Dit artikel regelt de inwerkingtreding van de regeling alsmede wijziging, opheffing, inclusief toe- en uittreding van de regeling. In alle wijzigingsgevallen is instemming van tenminste tweederde van het aantal gemeenten vereist.
In dit artikel wordt gesproken over het overgaan van rechten en plichten van de beide oude gemeenschappelijke regelingen op deze regeling. Van belang hierbij is het bewustzijn dat het de rechten en plichten betreft welke ten tijde van het schrijven van het eindrapport fusie bekend waren. Indien op een moment na fusie zaken naar voren komen welke onbenoemd zijn in de eindrapportage fusie, dan worden deze ten laste gebracht van de gemeenten welke de regeling hadden getroffen waar de betreffende zaken verband mee hielden.

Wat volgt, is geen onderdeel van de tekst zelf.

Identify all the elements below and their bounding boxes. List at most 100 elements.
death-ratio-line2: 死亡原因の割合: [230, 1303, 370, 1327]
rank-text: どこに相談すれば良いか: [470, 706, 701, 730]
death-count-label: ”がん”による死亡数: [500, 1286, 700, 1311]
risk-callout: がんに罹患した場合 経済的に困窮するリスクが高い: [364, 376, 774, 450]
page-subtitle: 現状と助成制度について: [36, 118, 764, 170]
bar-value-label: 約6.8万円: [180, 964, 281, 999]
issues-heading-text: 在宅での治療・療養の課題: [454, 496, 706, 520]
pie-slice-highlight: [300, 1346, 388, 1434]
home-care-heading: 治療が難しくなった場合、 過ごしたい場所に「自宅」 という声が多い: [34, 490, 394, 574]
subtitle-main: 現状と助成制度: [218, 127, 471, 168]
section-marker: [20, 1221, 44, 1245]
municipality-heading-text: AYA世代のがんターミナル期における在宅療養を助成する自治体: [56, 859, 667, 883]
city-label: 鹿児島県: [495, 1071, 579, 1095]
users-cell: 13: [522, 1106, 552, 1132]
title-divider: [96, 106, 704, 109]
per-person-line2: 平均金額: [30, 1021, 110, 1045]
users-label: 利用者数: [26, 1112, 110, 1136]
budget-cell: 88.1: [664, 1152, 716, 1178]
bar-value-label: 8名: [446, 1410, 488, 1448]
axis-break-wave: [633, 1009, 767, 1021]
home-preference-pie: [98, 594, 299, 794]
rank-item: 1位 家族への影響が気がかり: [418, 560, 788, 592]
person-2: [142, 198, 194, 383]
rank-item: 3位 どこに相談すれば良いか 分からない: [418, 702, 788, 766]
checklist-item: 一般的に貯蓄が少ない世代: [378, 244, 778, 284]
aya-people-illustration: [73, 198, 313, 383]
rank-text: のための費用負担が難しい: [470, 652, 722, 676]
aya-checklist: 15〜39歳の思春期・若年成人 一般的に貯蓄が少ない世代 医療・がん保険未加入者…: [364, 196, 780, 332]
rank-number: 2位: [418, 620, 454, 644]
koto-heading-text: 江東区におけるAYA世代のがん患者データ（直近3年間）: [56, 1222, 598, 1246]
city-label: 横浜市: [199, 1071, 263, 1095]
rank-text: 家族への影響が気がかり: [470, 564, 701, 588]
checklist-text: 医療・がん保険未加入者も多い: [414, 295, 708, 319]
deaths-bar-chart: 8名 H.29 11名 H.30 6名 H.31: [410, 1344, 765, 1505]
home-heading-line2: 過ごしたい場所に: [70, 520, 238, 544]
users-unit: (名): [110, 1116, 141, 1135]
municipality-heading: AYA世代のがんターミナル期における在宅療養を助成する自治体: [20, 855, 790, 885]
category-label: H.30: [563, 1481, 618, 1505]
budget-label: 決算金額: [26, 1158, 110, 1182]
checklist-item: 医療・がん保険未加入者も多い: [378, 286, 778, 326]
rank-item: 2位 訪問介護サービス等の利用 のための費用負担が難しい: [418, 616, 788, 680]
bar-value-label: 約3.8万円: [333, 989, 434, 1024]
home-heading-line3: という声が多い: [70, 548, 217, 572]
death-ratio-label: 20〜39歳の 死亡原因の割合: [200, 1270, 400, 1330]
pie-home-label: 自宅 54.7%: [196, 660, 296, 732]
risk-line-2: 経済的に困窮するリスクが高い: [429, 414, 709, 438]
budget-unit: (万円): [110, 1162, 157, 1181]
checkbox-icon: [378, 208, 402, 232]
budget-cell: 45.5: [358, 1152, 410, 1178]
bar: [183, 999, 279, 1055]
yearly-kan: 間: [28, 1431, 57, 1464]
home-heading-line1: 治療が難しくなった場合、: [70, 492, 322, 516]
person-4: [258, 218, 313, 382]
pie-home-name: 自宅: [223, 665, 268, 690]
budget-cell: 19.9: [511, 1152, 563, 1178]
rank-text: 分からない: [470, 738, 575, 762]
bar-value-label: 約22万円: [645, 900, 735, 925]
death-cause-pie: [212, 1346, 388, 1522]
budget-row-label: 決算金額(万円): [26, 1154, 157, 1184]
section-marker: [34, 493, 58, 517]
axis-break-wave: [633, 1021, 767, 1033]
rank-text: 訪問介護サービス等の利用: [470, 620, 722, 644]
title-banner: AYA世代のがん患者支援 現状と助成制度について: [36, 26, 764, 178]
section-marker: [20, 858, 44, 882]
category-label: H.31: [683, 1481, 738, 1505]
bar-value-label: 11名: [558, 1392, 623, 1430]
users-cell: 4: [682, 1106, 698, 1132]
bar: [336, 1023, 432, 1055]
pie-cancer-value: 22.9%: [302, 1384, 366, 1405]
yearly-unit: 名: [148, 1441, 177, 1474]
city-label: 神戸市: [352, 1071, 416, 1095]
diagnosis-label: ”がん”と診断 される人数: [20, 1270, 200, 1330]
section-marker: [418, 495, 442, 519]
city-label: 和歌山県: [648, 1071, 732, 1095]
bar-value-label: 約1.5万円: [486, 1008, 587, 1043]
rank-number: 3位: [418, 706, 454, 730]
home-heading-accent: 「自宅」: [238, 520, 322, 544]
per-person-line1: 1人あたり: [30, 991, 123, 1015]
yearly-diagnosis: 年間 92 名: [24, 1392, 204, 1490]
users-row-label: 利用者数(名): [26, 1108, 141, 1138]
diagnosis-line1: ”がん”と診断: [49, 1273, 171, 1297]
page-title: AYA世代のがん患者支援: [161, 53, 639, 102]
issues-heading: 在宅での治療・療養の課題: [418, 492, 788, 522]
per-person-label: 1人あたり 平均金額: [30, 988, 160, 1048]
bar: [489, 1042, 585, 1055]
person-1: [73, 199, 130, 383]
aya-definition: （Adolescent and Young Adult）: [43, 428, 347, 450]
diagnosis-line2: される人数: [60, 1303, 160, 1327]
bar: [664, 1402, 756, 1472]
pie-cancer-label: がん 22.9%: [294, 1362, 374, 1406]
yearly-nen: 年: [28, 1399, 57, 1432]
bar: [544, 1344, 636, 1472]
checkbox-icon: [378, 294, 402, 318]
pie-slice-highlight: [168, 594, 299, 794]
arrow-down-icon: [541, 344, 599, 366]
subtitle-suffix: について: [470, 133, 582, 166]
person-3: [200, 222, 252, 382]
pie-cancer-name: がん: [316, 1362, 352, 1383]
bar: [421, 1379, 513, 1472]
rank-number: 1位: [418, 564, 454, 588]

De leden 8 en 9 waren opgenomen om de RIO in het Delflandse juridisch te incorporeren in de gemeenschappelijke regeling, totdat door de voor het Regionaal Indicatieorgaan verantwoordelijke gemeenten is besloten tot een nieuwe organisatorisch, juridische constructie. Het RIO heeft inmiddels haar statuten gewijzigd op basis van het zorgindicatiebesluit. De in dit artikel opgenomen achtervang is overbodig geworden, nu de voorgenomen ingangsdatum van de gemeenschappelijke regeling GGD Zuid-Holland West niet op 1 maart 2002, maar op 1 juni 2002 is bepaald. De leden 8 en 9 van dit artikel zijn daarom geschrapt.